In a statement CVCA officials say:

“Entrepreneurs create great companies and venture capital funds are in the business of providing the necessary rocket fuel for those entrepreneurs and companies. Those companies, in turn, provide strong returns to their investors and the countries in which they are located via superior job creation, exports and R & D.”

Should the US follow suit?

Jacob Kirkegaard from the Peterson Institute for International Economics says a similar program in the US would provide the nation with a cheap way to improve the economy and create jobs.

“This is something that US policy makers should think very hard about because I think this would undoubtedly benefit the US economy, but equally important, I think it would be in many ways tailor-made to many of the existing strengths that we have here in the United States.”

Kirkegaard says the US has an extensive venture capital industry and attracts many foreign students who could potentially take advantage of this type of visa.

“[This program would give them] an even greater incentive and opportunity to stay in the United States, found a business, and create jobs and economic growth. So I think all around this is a very good idea and it’s one that I think would work very well in the United States.”

But not everyone agrees.

James Spencer, director of the Emerging Ventures Ecosystemprogram in Albany, says developing more infrastructure for startups, trumps the need for a US startup visa program.

“My thought was that, for us, because we have such a well-defined innovation culture of entrepreneurship here, I don’t know if it would bring as much advantage to the United States as it would for a more emerging entrepreneurship culture in Canada or another country,” says Spencer.

“I don’t think we have any shortage of entrepreneurs, I think our challenge is creating better ecosystems for entrepreneurs and finding better ways to connect them with local resources.”

Seed funding not enough

Andrew Rudnick, president and CEO of Buffalo Niagara Partnership, agrees that startups need more than just seed funding to succeed.

“I think it’s a mistake to think that the only thing startups need is money.

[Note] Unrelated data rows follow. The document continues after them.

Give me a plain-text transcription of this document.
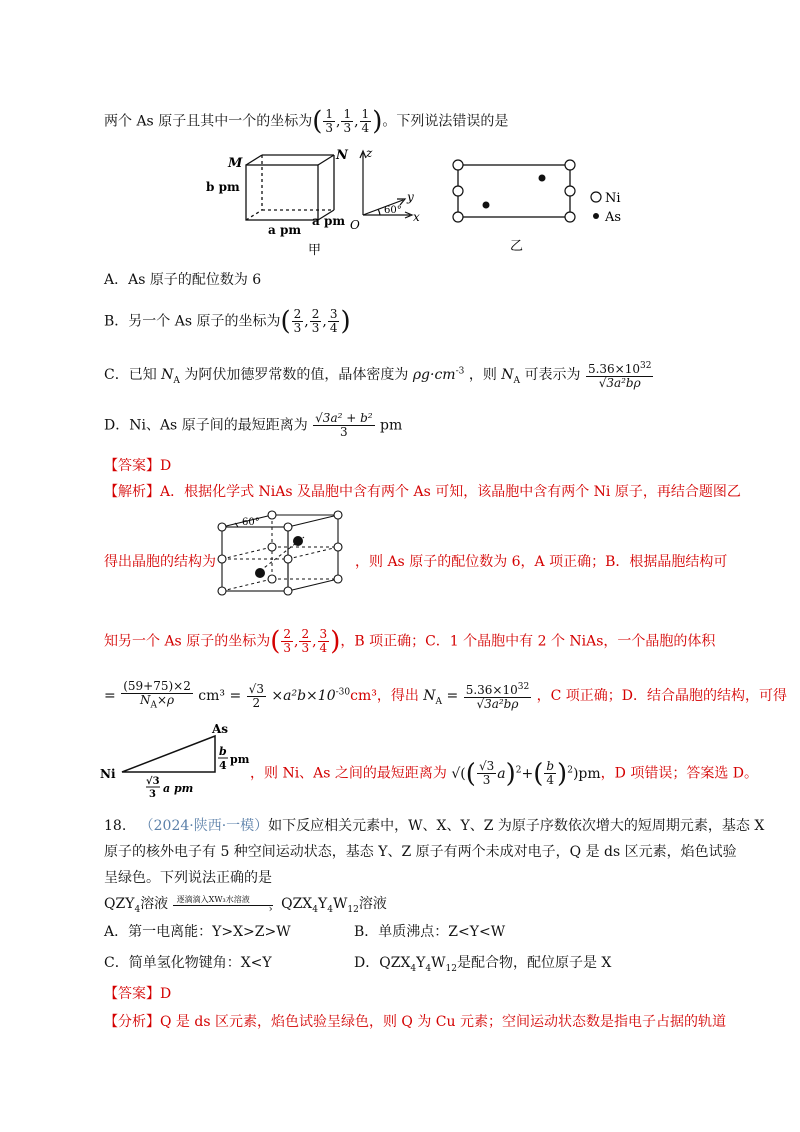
两个 As 原子且其中一个的坐标为( $\frac{1}{3}$ , $\frac{1}{3}$ , $\frac{1}{4}$ )。下列说法错误的是
M
N
b pm
a pm
a pm
z
y
x
O
60°
甲
Ni
As
乙
A．As 原子的配位数为 6
B．另一个 As 原子的坐标为( $\frac{2}{3}$ , $\frac{2}{3}$ , $\frac{3}{4}$ )
C．已知 $N_A$ 为阿伏加德罗常数的值，晶体密度为 $\rho g\cdot cm^{-3}$ ，则 $N_A$ 可表示为 $\frac{5.36\times 10^{32}}{\text{√3a²bρ}}$
D．Ni、As 原子间的最短距离为 $\frac{\text{√3a² + b²}}{3}$ pm
【答案】D
【解析】A．根据化学式 NiAs 及晶胞中含有两个 As 可知，该晶胞中含有两个 Ni 原子，再结合题图乙
得出晶胞的结构为
60°
，则 As 原子的配位数为 6，A 项正确；B．根据晶胞结构可
知另一个 As 原子的坐标为( $\frac{2}{3}$ , $\frac{2}{3}$ , $\frac{3}{4}$ )，B 项正确；C．1 个晶胞中有 2 个 NiAs，一个晶胞的体积
= $\frac{(59+75)\times 2}{N_A\times\rho} cm^3 = \frac{√3}{2} \times a^2b\times 10^{-30}cm^3$，得出 $N_A = \frac{5.36\times 10^{32}}{\text{√3a²bρ}}$ ，C 项正确；D．结合晶胞的结构，可得
As
Ni
b
4 pm
√3
3 a pm
，则 Ni、As 之间的最短距离为 √(( $\frac{√3}{3} a)^2+( \frac{b}{4} )^2)pm$，D 项错误；答案选 D。
18. （2024·陕西·一模）如下反应相关元素中，W、X、Y、Z 为原子序数依次增大的短周期元素，基态 X
原子的核外电子有 5 种空间运动状态，基态 Y、Z 原子有两个未成对电子，Q 是 ds 区元素，焰色试验
呈绿色。下列说法正确的是
$QZY_4$溶液 逐滴滴入XW₃水溶液
› $QZX_4Y_4W_{12}$溶液
A．第一电离能：Y>X>Z>W	B．单质沸点：Z<Y<W
C．简单氢化物键角：X<Y	D．$QZX_4Y_4W_{12}$是配合物，配位原子是 X
【答案】D
【分析】Q 是 ds 区元素，焰色试验呈绿色，则 Q 为 Cu 元素；空间运动状态数是指电子占据的轨道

They need management expertise, they need low cost operating environment, they need a culture of entrepreneurship and startups. “

Still, Rudnick says the startup community in the US would embrace a program like Canada’s.

“You couldn’t come up with a reason why it wouldn’t be beneficial, not only in the amount of economic activity that hopefully would be generated, but it also creates a vitality, a community vitality that I think is important.”

The H-1B debate

The Canadian program was launched on the same day that the USCIS released 85,000 H-1B visaslots available for businesses to fill vacancies in the IT and STEM industries.

This year saw a spike in the number and rate of applications seen for H-1B visas, and many are in favor of increasing the amount of these guest-worker visas.

James Spencer says an increase in H-1B visas would be more helpful for the US economy and job market than a program like Canada’s.

“I think that’s going to help in the long term to fertilize the ecosystem with more good ideas, more good technology type companies,” Spencer says.

Jacob Kirkegaard agrees that the startup visa program could not replace H-1Bs in the US, but says that the two systems working together could be beneficial.

You’re creating new business, you’re creating new jobs so it’s kind of a win, win for everyone involved,” 

Even the H-1B visa system also has its critics.

Ron Hira, a professor of public policy at the Rochester Institute of Technology says guest workers can be paid poorly and end up effectively indentured, leading to abuses of the visa system.

He says the H-1B system needs tighter regulations, not more slots being made available.

Speaking about the March for Innovation, a group campaigning for the addition of more visas in the H-1B category and other immigration reforms, Hira says…

“I think they’re offering kind of a false choice, in the sense that they’re saying that the only way we can keep the best and brightest from around the world here is by also increasing the number of guest workers, temporary work visas, which actually place the foreign workers in a bad position.”

“I think we’re really a nation of immigrants, not a nation of quest workers.”